Contributions and Novelty

• It reformulates fine-grained emotion intensity control in LLM-TTS as a learning-to-rank problem rather than a binary preference problem.
• It introduces Emo-LiPO, a listwise preference optimization framework that explicitly models global intensity ordering within each emotion category.
• It constructs ESD-plus, a multi-speaker dataset with 13 fine-grained emotion labels and explicit intensity variation.
• It evaluates both automatic and human perceptual metrics and shows that listwise supervision improves intensity controllability while keeping speech quality competitive.
• It provides ablation evidence that rule-based list construction, one negative sample, and distance-aware weighting are all important for stable performance.

Relative to DPO-based approaches, the novelty is not merely switching from pairwise to listwise supervision; it is the explicit encoding of intensity order among same-emotion candidates under a fixed transcript. That makes the supervision closer to the actual task objective: a prompt should not just select an emotion category, it should induce a predictable position on an intensity ladder.

Conclusion and Scope

The paper concludes that listwise preference modeling is an effective way to improve fine-grained emotional control in prompt-conditioned LLM-TTS. Emo-LiPO is reported to consistently outperform strong supervised and DPO-based baselines on emotion accuracy and intensity controllability, while preserving high speech quality. The empirical evidence points to a useful design principle: if the target behavior is ordinal, then the training signal should also be ordinal.

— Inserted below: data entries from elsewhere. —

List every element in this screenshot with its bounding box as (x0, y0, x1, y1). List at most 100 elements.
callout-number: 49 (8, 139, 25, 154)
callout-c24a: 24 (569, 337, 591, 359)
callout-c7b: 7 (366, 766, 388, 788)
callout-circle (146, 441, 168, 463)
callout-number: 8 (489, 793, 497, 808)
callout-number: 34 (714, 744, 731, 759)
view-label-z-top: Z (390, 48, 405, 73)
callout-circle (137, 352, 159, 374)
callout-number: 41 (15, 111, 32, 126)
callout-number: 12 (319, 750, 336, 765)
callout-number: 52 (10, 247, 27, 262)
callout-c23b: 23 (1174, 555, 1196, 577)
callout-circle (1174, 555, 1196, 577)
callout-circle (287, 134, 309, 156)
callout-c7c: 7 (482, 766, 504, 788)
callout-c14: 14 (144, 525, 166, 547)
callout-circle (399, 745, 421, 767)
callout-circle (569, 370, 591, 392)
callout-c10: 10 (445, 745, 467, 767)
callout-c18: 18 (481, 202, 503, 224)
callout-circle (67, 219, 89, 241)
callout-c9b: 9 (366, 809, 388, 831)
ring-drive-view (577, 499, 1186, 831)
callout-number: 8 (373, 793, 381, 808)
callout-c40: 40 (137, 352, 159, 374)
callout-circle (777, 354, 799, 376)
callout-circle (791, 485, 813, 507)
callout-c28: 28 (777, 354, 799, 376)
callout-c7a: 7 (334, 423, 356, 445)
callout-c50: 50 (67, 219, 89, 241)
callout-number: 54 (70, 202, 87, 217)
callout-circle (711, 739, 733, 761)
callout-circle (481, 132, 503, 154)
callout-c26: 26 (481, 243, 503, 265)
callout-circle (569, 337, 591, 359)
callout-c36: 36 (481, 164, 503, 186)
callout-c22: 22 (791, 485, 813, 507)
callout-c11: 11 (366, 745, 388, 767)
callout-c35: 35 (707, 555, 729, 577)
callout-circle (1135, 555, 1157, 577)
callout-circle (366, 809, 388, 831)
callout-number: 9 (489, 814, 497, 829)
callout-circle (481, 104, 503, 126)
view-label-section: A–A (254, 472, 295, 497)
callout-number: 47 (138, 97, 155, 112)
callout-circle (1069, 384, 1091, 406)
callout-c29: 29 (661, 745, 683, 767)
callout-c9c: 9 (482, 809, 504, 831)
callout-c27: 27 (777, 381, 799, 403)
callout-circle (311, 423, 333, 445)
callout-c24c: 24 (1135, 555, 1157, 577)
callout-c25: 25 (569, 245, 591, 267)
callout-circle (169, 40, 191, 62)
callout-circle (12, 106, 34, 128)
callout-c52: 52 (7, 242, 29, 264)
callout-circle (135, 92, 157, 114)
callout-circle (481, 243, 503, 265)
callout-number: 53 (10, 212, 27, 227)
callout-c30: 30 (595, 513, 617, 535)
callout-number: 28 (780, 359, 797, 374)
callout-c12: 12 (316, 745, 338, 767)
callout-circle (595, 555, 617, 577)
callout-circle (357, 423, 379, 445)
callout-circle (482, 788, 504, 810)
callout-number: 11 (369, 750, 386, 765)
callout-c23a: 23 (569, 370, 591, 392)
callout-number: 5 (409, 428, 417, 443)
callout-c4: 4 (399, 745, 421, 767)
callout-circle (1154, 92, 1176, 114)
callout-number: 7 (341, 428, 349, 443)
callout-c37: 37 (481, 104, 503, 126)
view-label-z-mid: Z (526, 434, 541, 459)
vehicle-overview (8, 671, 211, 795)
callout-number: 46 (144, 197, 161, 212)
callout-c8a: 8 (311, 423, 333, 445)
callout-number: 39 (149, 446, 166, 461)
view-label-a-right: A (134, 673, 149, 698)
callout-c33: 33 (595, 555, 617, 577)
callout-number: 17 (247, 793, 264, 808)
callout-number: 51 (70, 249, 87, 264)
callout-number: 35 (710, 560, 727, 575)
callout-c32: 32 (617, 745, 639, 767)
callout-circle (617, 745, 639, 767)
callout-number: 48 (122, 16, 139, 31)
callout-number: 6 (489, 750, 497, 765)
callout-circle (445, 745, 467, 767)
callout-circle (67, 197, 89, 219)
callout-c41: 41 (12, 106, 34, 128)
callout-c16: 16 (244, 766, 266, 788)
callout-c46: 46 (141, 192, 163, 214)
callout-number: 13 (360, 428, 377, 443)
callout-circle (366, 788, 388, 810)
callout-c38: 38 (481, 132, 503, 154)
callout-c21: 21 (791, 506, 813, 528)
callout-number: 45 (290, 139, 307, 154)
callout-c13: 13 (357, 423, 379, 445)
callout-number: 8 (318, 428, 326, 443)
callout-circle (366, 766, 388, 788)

The paper does not include a separate limitations section, but the reported scope is clearly bounded: experiments are carried out on ESD-plus, which contains four non-neutral emotions plus neutral, three intensity levels per non-neutral emotion, and a single LLM-TTS backbone, CosyVoice-300M-Instruct. The dataset is synthesized with ten official English voices, and the human verification procedure is applied to the development and test splits. These details define the operational scope of the reported evidence.